The strong point of this guide is the huge database of almost 50,000 worldwide sites created thanks to the collaboration of thousands of contributors of the Megalithic Portal. To keep its database as up-to-date as possible, after the first launch of the app a large dataset from the Portal is getting downloaded and stored on the device, which is a rather unusual - but clever - task for a self-contained app. Doing so, the app does allow later navigation to the sites without a data connection.
The map view takes you directly to the UK - it should be better to display the user's current location, but this is an option available on a separate menu anyway - and clearly shows all the ancient sites as pins with different icons related with any kind of monument or museum. Of course, users can drag the map to any other country to see the distribution of all the sites stored in the database.
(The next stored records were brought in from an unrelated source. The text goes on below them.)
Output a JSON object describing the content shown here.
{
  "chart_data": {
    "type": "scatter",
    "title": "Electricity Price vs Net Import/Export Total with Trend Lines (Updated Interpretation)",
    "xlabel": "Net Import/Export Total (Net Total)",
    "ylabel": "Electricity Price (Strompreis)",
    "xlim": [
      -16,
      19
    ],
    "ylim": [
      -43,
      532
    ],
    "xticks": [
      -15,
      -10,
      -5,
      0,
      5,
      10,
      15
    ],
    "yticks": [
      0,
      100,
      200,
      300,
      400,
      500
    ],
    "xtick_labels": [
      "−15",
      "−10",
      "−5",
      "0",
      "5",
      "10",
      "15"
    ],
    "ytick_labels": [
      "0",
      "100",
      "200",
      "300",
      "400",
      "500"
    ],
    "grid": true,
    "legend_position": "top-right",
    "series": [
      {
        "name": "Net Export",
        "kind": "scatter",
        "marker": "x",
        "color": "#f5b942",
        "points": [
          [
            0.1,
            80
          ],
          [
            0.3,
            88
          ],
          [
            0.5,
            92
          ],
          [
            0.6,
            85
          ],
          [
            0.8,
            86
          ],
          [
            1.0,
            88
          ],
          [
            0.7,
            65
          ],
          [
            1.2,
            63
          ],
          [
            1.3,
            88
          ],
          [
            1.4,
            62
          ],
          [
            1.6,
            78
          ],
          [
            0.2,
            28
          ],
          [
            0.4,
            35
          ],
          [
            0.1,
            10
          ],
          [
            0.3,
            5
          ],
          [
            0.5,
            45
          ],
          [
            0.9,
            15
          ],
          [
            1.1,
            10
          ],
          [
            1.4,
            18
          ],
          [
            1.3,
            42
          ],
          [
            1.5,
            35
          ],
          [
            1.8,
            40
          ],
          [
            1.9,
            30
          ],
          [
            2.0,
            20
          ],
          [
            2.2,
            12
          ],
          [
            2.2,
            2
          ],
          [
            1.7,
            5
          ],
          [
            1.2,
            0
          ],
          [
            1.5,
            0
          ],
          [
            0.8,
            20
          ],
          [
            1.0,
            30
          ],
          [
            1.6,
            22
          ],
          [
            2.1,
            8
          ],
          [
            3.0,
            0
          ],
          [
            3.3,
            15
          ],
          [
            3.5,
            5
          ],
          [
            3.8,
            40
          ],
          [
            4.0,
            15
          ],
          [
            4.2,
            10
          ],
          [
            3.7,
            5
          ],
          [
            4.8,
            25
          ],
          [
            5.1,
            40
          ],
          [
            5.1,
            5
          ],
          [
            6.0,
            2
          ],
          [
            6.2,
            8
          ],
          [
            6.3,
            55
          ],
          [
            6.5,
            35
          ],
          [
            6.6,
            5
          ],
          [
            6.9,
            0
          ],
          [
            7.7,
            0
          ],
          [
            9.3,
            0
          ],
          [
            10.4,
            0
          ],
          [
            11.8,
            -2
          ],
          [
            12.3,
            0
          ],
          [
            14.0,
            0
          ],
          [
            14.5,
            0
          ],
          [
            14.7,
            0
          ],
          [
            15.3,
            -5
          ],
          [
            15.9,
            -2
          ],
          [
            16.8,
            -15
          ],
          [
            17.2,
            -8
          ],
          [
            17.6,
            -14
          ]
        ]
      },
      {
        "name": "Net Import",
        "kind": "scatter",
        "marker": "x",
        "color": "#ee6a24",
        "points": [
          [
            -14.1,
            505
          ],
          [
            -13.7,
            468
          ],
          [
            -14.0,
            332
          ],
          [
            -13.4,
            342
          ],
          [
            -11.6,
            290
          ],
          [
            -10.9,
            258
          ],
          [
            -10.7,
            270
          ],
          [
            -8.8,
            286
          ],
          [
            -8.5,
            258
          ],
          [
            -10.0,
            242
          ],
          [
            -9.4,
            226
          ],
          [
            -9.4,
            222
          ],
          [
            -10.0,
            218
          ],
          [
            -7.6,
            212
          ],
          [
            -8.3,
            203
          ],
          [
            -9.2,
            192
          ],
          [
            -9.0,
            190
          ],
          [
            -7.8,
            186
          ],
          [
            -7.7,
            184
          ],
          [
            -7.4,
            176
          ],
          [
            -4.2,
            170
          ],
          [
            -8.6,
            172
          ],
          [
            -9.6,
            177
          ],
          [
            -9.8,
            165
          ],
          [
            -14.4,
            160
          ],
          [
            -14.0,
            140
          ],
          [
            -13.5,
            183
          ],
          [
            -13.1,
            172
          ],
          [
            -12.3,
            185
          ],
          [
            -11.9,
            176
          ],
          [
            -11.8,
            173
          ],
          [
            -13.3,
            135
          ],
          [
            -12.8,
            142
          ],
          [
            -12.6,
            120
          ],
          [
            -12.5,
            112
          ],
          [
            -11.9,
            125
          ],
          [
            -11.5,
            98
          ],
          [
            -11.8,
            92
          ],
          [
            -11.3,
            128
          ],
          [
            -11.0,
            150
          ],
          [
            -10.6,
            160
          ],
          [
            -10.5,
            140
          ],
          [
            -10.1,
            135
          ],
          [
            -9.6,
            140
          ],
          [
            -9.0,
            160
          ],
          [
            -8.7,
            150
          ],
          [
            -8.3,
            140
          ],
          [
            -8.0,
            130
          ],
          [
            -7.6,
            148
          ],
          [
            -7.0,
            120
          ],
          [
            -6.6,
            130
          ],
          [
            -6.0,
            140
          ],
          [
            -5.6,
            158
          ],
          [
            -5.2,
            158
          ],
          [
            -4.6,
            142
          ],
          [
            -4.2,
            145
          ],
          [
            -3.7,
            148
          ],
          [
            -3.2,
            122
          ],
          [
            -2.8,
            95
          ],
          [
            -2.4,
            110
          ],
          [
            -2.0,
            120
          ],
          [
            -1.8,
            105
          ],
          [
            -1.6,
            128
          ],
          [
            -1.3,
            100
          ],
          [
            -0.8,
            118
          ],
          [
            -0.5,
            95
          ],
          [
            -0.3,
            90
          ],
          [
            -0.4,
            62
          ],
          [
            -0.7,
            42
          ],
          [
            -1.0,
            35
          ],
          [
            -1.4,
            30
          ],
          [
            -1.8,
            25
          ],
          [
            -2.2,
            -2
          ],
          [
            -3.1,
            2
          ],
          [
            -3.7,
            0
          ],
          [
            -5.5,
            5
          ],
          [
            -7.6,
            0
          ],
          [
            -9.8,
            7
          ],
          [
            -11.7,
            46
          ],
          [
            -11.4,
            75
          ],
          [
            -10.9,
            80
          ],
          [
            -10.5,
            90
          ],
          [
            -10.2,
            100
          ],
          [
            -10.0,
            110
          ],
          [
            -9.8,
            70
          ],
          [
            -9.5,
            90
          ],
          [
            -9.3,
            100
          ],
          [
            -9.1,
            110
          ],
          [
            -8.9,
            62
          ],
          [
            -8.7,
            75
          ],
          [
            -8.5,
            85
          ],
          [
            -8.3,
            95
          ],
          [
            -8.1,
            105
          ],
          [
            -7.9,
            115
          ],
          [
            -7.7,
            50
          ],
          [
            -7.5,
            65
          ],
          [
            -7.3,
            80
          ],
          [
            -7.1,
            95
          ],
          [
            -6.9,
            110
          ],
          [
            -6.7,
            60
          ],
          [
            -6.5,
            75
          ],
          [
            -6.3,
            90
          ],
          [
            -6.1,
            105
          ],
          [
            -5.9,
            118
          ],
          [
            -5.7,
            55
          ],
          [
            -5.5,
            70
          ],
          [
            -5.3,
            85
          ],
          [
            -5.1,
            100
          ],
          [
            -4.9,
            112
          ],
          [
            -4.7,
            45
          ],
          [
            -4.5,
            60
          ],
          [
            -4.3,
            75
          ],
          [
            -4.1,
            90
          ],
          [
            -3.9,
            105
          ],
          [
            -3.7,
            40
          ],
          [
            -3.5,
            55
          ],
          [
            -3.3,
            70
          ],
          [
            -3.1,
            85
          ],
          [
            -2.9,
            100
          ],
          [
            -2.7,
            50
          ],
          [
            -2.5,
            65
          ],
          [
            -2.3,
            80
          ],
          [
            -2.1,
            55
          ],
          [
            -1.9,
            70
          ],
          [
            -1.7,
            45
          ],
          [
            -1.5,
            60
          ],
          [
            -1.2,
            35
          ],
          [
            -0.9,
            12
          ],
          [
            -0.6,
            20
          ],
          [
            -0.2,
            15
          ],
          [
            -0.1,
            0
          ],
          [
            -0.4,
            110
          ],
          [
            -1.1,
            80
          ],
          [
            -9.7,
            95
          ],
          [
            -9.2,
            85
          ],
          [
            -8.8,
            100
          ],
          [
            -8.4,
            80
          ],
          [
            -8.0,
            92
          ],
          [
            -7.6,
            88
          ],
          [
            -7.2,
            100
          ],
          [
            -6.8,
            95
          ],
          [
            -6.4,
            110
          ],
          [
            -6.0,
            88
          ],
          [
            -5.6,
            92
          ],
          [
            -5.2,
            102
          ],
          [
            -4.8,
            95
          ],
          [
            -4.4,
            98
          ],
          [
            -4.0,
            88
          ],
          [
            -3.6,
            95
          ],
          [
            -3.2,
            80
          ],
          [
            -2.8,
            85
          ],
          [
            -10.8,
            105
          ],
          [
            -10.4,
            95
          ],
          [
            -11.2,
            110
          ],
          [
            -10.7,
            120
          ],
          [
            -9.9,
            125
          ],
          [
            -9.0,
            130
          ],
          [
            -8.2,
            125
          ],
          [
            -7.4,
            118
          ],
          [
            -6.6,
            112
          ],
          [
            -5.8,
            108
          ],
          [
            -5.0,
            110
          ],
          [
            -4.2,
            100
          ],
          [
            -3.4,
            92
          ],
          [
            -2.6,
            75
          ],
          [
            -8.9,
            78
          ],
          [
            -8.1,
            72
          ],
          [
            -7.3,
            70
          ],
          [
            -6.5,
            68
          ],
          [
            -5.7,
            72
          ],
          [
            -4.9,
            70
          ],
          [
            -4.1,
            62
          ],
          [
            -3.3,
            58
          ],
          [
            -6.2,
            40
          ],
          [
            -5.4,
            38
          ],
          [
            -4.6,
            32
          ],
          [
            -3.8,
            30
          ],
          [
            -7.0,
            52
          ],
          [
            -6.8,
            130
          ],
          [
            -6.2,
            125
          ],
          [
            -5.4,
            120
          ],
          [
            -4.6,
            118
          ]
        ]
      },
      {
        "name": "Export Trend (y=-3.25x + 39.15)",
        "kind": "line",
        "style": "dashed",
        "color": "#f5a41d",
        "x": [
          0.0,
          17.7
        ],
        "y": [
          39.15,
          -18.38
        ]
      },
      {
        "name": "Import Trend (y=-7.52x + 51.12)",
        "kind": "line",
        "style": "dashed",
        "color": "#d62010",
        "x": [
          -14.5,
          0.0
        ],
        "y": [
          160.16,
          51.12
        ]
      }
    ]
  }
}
Descriptions and the main photos are taken from the Megalithic Portal and there is a wide selection of filters - by type, by country and by properties, including access, accuracy and condition - so to pinpoint exactly the kind of ancient monuments we are looking for. Text searches are fast; there are useful functions as weather forecasts, torch and compass (using the device's own hardware), solar/lunar phases and rising/setting times and the possibility to add custom notes and bookmark sites. Of great help is also a nice range and height finder, useful to calculate the height of a monument knowing its distance from the observer or the distance knowing its height.
The Megaliths app may not look exceedingly polished, as it seems to be based on a template shared by other apps of the 'Pocket Guide' series, but it's easy to use and navigate. Its best selling point is the extensive database of sites and the convenience to keep all the information in a tiny package that is easy to carry around, without the need of a constant data connection.